Celtic set up with Kris Commons and Anthony Stokes as wide attackers behind Leigh Griffiths and had chances early on: Jarosław Fojut cleared a cross over the Dundee United crossbar and captain Seán Dillon deflected a Virgil van Dijk header off the goalline. Dundee United had a break when Stefan Johansen gave the ball away to Ryan Dow who ran up the pitch, but did not have enough support to create an opportunity at goal.
Griffiths intercepted a backwards pass from Callum Morris, but hit the side netting. When Dillon was off the pitch receiving treatment following a collision with Van Dijk, Celtic opened the scoring. Commons' shot was saved by goalkeeper Radosław Cierzniak, but he got to the rebound quicker than Fojut. Dillon returned to the pitch only just before a planned substitution to replace him with Blair Spittal. Near the end of the first half, Dow got into the Celtic box and was challenged from behind by Scott Brown, but no penalty was given.

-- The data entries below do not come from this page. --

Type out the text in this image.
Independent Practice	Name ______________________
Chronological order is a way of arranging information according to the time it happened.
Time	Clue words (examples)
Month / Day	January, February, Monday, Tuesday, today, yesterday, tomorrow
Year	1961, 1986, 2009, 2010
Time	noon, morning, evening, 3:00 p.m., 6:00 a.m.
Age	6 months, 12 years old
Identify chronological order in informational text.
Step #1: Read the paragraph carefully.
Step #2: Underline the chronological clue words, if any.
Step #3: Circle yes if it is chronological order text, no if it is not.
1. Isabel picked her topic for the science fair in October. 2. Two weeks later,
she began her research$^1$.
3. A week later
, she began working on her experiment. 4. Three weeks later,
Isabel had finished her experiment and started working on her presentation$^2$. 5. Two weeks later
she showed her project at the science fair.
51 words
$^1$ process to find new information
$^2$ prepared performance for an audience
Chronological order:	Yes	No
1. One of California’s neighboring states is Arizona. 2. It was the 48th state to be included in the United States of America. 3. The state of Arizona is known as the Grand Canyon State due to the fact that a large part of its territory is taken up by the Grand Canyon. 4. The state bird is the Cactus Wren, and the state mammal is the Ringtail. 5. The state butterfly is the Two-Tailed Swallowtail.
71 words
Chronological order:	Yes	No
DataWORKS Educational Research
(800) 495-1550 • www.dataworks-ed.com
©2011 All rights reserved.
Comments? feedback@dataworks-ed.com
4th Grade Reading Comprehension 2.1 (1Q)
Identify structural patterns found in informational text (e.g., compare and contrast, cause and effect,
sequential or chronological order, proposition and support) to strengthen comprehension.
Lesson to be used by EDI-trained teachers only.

In the second half, Dillon was given a straight red card for a challenge on Emilio Izaguirre, which enraged Dundee United manager Jackie McNamara who was then spoken to by referee Bobby Madden.
Morris prevented two Celtic shots with blocks before substitute James Forrest doubled the lead from 20 yards out. After being fouled by Paul Dixon, Forrest took a penalty despite his teammates wanting fellow substitute John Guidetti to take it and the Celtic fans wanting Brown to take it; eventually, it was saved by Cierzniak.

===Details===

15 March 2015
Dundee United 0-2 Celtic
  Celtic: Commons 28', Forrest 79'

DUNDEE UNITED:
| GK | 1 | POL Radosław Cierzniak |
| RB | 2 | IRE Seán Dillon (c) | |
| CB | 14 | IRL Callum Morris |
| CB | 5 | POL Jarosław Fojut |
| LB | 3 | SCO Paul Dixon |
| RM | 16 | AUS Ryan McGowan |
| CM | 20 | ENG Calum Butcher |
| CM | 6 | Paul Paton | | |
| CM | 18 | SCO Ryan Dow |
| LM | 8 | SCO John Rankin |
| CF | 19 | RUS Mario Bilate | | |
Substitutes:
| GK | 26 | POL Michał Szromnik |
| DF | 4 | SCO John Souttar |
| FW | 17 | SCO Chris Erskine | | |
| MF | 21 | SCO Charlie Telfer |
| MF | 22 | SCO Aidan Connolly |
| MF | 24 | SCO Blair Spittal |
| FW | 30 | EST Henri Anier | | |
Manager:
SCO Jackie McNamara
CELTIC:
| GK | 26 | SCO Craig Gordon |
| RB | 4 | NGR Efe Ambrose |
| CB | 22 | BEL Jason Denayer |
| CB | 5 | NED Virgil van Dijk |
| LB | 3 | HON Emilio Izaguirre |
| CM | 8 | SCO Scott Brown (c) |
| CM | 6 | ISR Nir Bitton | | |
| RW | 15 | SCO Kris Commons | | |
| CAM | 25 | NOR Stefan Johansen |
| LW | 10 | IRE Anthony Stokes |
| CF | 28 | SCO Leigh Griffiths | | |
Substitutes:
| GK | 24 | POL Łukasz Załuska |
| FW | 9 | SWE John Guidetti | | |
| FW | 12 | SER Stefan Šćepović |
| DF | 41 | ENG Darnell Fisher |
| MF | 42 | SCO Callum McGregor |
| MF | 49 | SCO James Forrest | | |
| MF | 53 | SCO Liam Henderson | | |
Manager:
NOR Ronny Deila
| MATCH OFFICIALS * Referee: Bobby Madden | MATCH RULES * 90 minutes * 30 minutes of extra-time if necessary * Penalty shoot-out if scores still level * Seven named substitutes * Maximum of three substitutions |

===Post-match===
Celtic captain Scott Brown was presented with the trophy by rock singer and Celtic fan Rod Stewart.